The shift from last month seemed to sublimate or become absorbed into a new normal over a period of a couple weeks.  The insights & “point” of it are still present, but the obvious collapsing & bending of space is not happening. What has become more important is to relax into whatever types of perception are revealing themselves at a given time, including the various flavors of nonduality & centerlessness.  I think this transition away from “perception itself” & more into “my relationship with perception” is probably the most important February practice event. I’m gradually letting go of the idea that there is some hyper-esoteric new layer to practice that will reveal itself after the culminating shift that occurred last summer.

Points from session with spiritual friend: confirmed my approaches to sexual energy with the visualized consort are correct; encouraging me to bring more imaginal, magickal elements into practice to allow for higher identity formation; magick as the bridge between morality & wisdom; also how to transmit into the world… this transmission is a more advanced form of mental science/new thought in that it involves complete congruency in each area of life as well as a specific service orientation.  

I did some meditations on collective intimacy & shared space off cushion.  I read some Dzogchen texts & felt guided by their emphasis on the view as the vantage point from which experience is processed, rather than any type of experience, even very subtle ones.  Trusting this more & more as a continuous way to live. There were various types of physical kriyas & the sense of the chakras (particularly lower 3) integrating with the rest of the nervous system & each other in different directions.  There were weird A&Pish experiences of merging with everything.

With morality, sense of accomplishment & consistency.  Continued discipline fairly easily the whole month: cooking, cleaning, hygiene/grooming, diet & exercise (losing weight), tracking to lower blood pressure, sleep, etc.  With this pinnacle has come a sense of wanting to go on long retreat, which has risen & fallen recently. I’d love to sit in a cabin for several months & dig into sleep lucidity, visionary practice, inner heat practice & the like.  
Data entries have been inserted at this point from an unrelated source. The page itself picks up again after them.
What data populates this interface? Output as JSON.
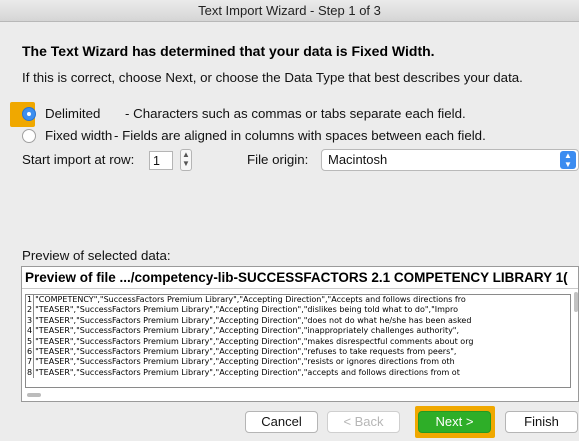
{
  "window": {
    "title": "Text Import Wizard - Step 1 of 3"
  },
  "intro": {
    "headline": "The Text Wizard has determined that your data is Fixed Width.",
    "subline": "If this is correct, choose Next, or choose the Data Type that best describes your data."
  },
  "data_type": {
    "options": [
      {
        "label": "Delimited",
        "description": "- Characters such as commas or tabs separate each field.",
        "selected": true
      },
      {
        "label": "Fixed width",
        "description": "- Fields are aligned in columns with spaces between each field.",
        "selected": false
      }
    ],
    "highlight_color": "#f0a800"
  },
  "import_settings": {
    "start_row_label": "Start import at row:",
    "start_row_value": "1",
    "file_origin_label": "File origin:",
    "file_origin_value": "Macintosh"
  },
  "preview": {
    "label": "Preview of selected data:",
    "title": "Preview of file .../competency-lib-SUCCESSFACTORS 2.1 COMPETENCY LIBRARY 1(",
    "lines": [
      {
        "num": "1",
        "text": "\"COMPETENCY\",\"SuccessFactors Premium Library\",\"Accepting Direction\",\"Accepts and follows directions fro"
      },
      {
        "num": "2",
        "text": "\"TEASER\",\"SuccessFactors Premium Library\",\"Accepting Direction\",\"dislikes being told what to do\",\"Impro"
      },
      {
        "num": "3",
        "text": "\"TEASER\",\"SuccessFactors Premium Library\",\"Accepting Direction\",\"does not do what he/she has been asked"
      },
      {
        "num": "4",
        "text": "\"TEASER\",\"SuccessFactors Premium Library\",\"Accepting Direction\",\"inappropriately challenges authority\","
      },
      {
        "num": "5",
        "text": "\"TEASER\",\"SuccessFactors Premium Library\",\"Accepting Direction\",\"makes disrespectful comments about org"
      },
      {
        "num": "6",
        "text": "\"TEASER\",\"SuccessFactors Premium Library\",\"Accepting Direction\",\"refuses to take requests from peers\","
      },
      {
        "num": "7",
        "text": "\"TEASER\",\"SuccessFactors Premium Library\",\"Accepting Direction\",\"resists or ignores directions from oth"
      },
      {
        "num": "8",
        "text": "\"TEASER\",\"SuccessFactors Premium Library\",\"Accepting Direction\",\"accepts and follows directions from ot"
      }
    ]
  },
  "buttons": {
    "cancel": "Cancel",
    "back": "< Back",
    "next": "Next >",
    "finish": "Finish",
    "next_color": "#2eae28",
    "next_highlight_color": "#f0a800"
  }
}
I did some reflecting on what it means to “function” & what my “good enough” point is, now that I am essentially there.  Sensing that there’s a part of me still in the past “survival mode’ but that is slowly coming out. Practicing ways of communicating in relationship with others, what connection means for me, what I want out of my friendships & what I have to offer.  A few therapy microshifts occurred coming out of fruition, relating to these themes + reduction of ego-based reactivity (pride & envy). Continued reading a great book on oppression & ally work & other forms of healthy media consumption.